É poesia conclusa, non lascia al lettore parole in ombra.
Si avverte che l’autore è acuto osservatore e la sua scrittura è attenta, anche quando si dilunga per timore di lasciare dietro qualcosa. A volte pesca dalla riva ma teme di tuffarsi lasciando che pochi versi affiorino a galla.
Trova l’inconscio senza arrivare a un corpo a corpo. Sa bene che la forza dell’Es sovverte ogni precauzione, ogni avvertenza ma salva l’imperfezione perché lo tiene in vita.
Viale Rembrandt
Ai marciapiedi di viale Rembrandt
non importa il fiorire dei sambuchi
ignorati, come ignorata è l’acqua delle rogge
di cui sembrano non avere sete.
Intuiscono la primavera
dalla prima luce scivolata
sulle facciate dei palazzi, precipitata
nei riflessi reticenti delle vetrine?
Una luce che indica le cosce delle donne
sotto le gonne corte colorate,
le merci esposte nelle cassette
davanti ai negozi di frutta e verdura
dove i gestori rovesciano secchi d’acqua
sacramentando contro i maleducati
e i loro cani.
In quanti modi può esprimersi Maggio
e rimanere inascoltato?
Sono in grado i marciapiedi
di notare una qualche differenza?
Il fischio di un qualche uccello tornato
da chissà quale odissea?
Il risultato della somma dei fruscii
delle biciclette sull’asfalto?
I marciapiedi di viale Rembrandt
non conoscono la sotterranea pazienza del seme,
il suo desiderio di acque,
l’ostinata ambizione di fronde e di frutti.

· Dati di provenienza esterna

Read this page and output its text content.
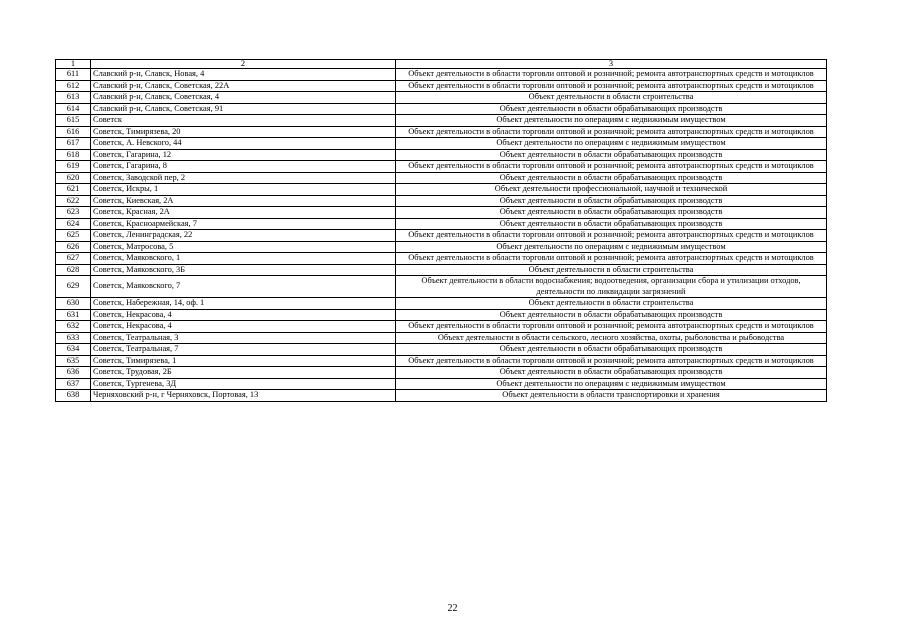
1	2	3
611	Славский р-н, Славск, Новая, 4	Объект деятельности в области торговли оптовой и розничной; ремонта автотранспортных средств и мотоциклов
612	Славский р-н, Славск, Советская, 22А	Объект деятельности в области торговли оптовой и розничной; ремонта автотранспортных средств и мотоциклов
613	Славский р-н, Славск, Советская, 4	Объект деятельности в области строительства
614	Славский р-н, Славск, Советская, 91	Объект деятельности в области обрабатывающих производств
615	Советск	Объект деятельности по операциям с недвижимым имуществом
616	Советск, Тимирязева, 20	Объект деятельности в области торговли оптовой и розничной; ремонта автотранспортных средств и мотоциклов
617	Советск, А. Невского, 44	Объект деятельности по операциям с недвижимым имуществом
618	Советск, Гагарина, 12	Объект деятельности в области обрабатывающих производств
619	Советск, Гагарина, 8	Объект деятельности в области торговли оптовой и розничной; ремонта автотранспортных средств и мотоциклов
620	Советск, Заводской пер, 2	Объект деятельности в области обрабатывающих производств
621	Советск, Искры, 1	Объект деятельности профессиональной, научной и технической
622	Советск, Киевская, 2А	Объект деятельности в области обрабатывающих производств
623	Советск, Красная, 2А	Объект деятельности в области обрабатывающих производств
624	Советск, Красноармейская, 7	Объект деятельности в области обрабатывающих производств
625	Советск, Ленинградская, 22	Объект деятельности в области торговли оптовой и розничной; ремонта автотранспортных средств и мотоциклов
626	Советск, Матросова, 5	Объект деятельности по операциям с недвижимым имуществом
627	Советск, Маяковского, 1	Объект деятельности в области торговли оптовой и розничной; ремонта автотранспортных средств и мотоциклов
628	Советск, Маяковского, 3Б	Объект деятельности в области строительства
629	Советск, Маяковского, 7	Объект деятельности в области водоснабжения; водоотведения, организации сбора и утилизации отходов, деятельности по ликвидации загрязнений
630	Советск, Набережная, 14, оф. 1	Объект деятельности в области строительства
631	Советск, Некрасова, 4	Объект деятельности в области обрабатывающих производств
632	Советск, Некрасова, 4	Объект деятельности в области торговли оптовой и розничной; ремонта автотранспортных средств и мотоциклов
633	Советск, Театральная, 3	Объект деятельности в области сельского, лесного хозяйства, охоты, рыболовства и рыбоводства
634	Советск, Театральная, 7	Объект деятельности в области обрабатывающих производств
635	Советск, Тимирязева, 1	Объект деятельности в области торговли оптовой и розничной; ремонта автотранспортных средств и мотоциклов
636	Советск, Трудовая, 2Б	Объект деятельности в области обрабатывающих производств
637	Советск, Тургенева, 3Д	Объект деятельности по операциям с недвижимым имуществом
638	Черняховский р-н, г Черняховск, Портовая, 13	Объект деятельности в области транспортировки и хранения
22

Conoscono le geometrie dei cordoli,
dei davanzali da cui si affacciano i vecchi.
Conoscono il rumore dei tacchi
che non lasciano impronte.
Conoscono i coni di luce proiettati nella notte,
complici di abbracci e agguati.
Conoscono l’allegria di un bambino
che attraversa l’incrocio,
tra le braccia la scatola di cartone
con le scarpe da calcio comprate da papà
per il prossimo torneo di primavera.